Ross and coworkers determined that 109 of these 709 people (15%) belonged to a cluster including at least 2 people. Notably, only 10 of 43 identified clusters (23%) included more than 2 people, so the study definition of a cluster is loose and not what a nonscientist would colloquially consider a cluster.
 
Median pretreatment viral load was the same in clustered individuals and the whole study group at 5.04 log (a little over 100,000 copies). Forty-eight clustered participants (44%) and 335 of the entire cohort (47%) had a viral load below 100,000 copies. Median pretreatment CD4 count was a little higher in clustered patients than in the whole group (217 versus 204).
 
Comparing clustered and nonclustered people, the investigators found that clustered individuals were more likely to be male and white and less likely to have major protease or reverse transcriptase mutations or to be coinfected with hepatitis B or C. Also, Canadians studied were more likely to be in clusters:
 
-- Male: 90% clustered versus 83% nonclustered
-- White: 65% clustered versus 60% nonclustered
-- Canadian: 30% clustered versus 13% nonclustered
-- Major resistance mutation: 9% clustered versus 14% nonclustered
-- Hepatitis C: 4% clustered versus 9% nonclustered
-- Hepatitis B: 0% clustered versus 2% nonclustered
 
Of the 43 clusters, 42 included men.
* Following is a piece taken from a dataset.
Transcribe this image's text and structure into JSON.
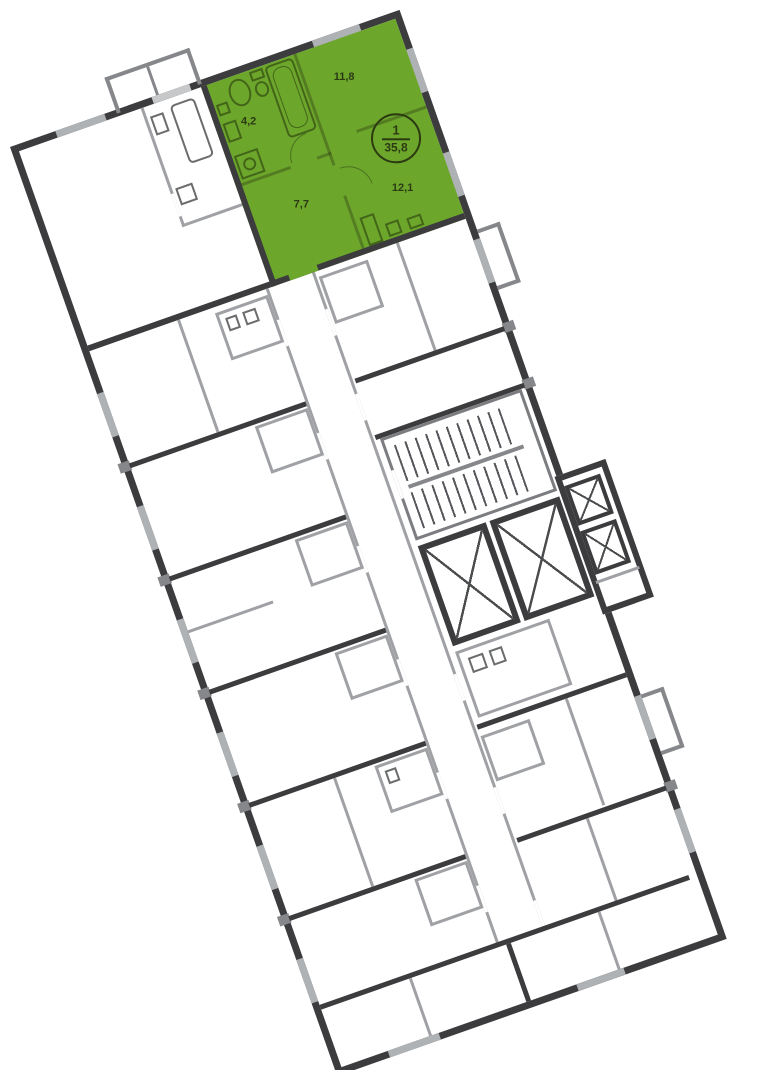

Only one cluster consisted entirely of women, and only 6 clusters (14%) included at least one woman. Thirty-six clusters (84%) included at least one man who identified himself as gay. Only eight clusters (19%) included people who listed either gay or straight sex as an HIV risk factor. Thirty clusters (70%) included people seeking treatment in the same city, and 33 (77%) included people seeking care in the same state or province.
 
Among the 709 people studied, 519 (73%) started antiretroviral therapy with two nucleosides and a boosted protease inhibitor, including 93 of 109 clustered patients (85%) and 426 of 600 nonclustered patients (71%). During 120 weeks of therapy, 29 treated people (6%) had virologic failure, and only 2 of them (7% of 29) were in clusters.
 
Together these findings indicate that in the US and Canada it is easier to identify HIV transmission clusters in gay men starting antiretroviral therapy than in people infected heterosexually or by injecting drugs. The high clustering rate in Canadian patients may point to more closely knit communities of people at risk of HIV infection, or it may simply be a sampling artifact. (The investigators did not identify the 69 sites.)
 
The lower rate of transmitted resistance in clustered people may seem surprising since gay white men generally have better access to antiretrovirals than other groups in the US and Canada and thus are more likely to be treated, to acquire resistant virus during treatment failure, and to pass that resistant virus to gay sex partners. But because this study focused on gay men seeking care in 2007, many may have been infected by people taking recently prescribed strong regimens that suppressed viremia and resistant viral populations.
 
Reference
 
1. Ross LL, DeJesus E, Potter M, et al. Epidemiological and genotypic clustering of HIV infection within North America during 2007. International HIV and Hepatitis Drug Resistance Workshop. June 8-12, 2010. Dubrovnik, Croatia. Abstract 150.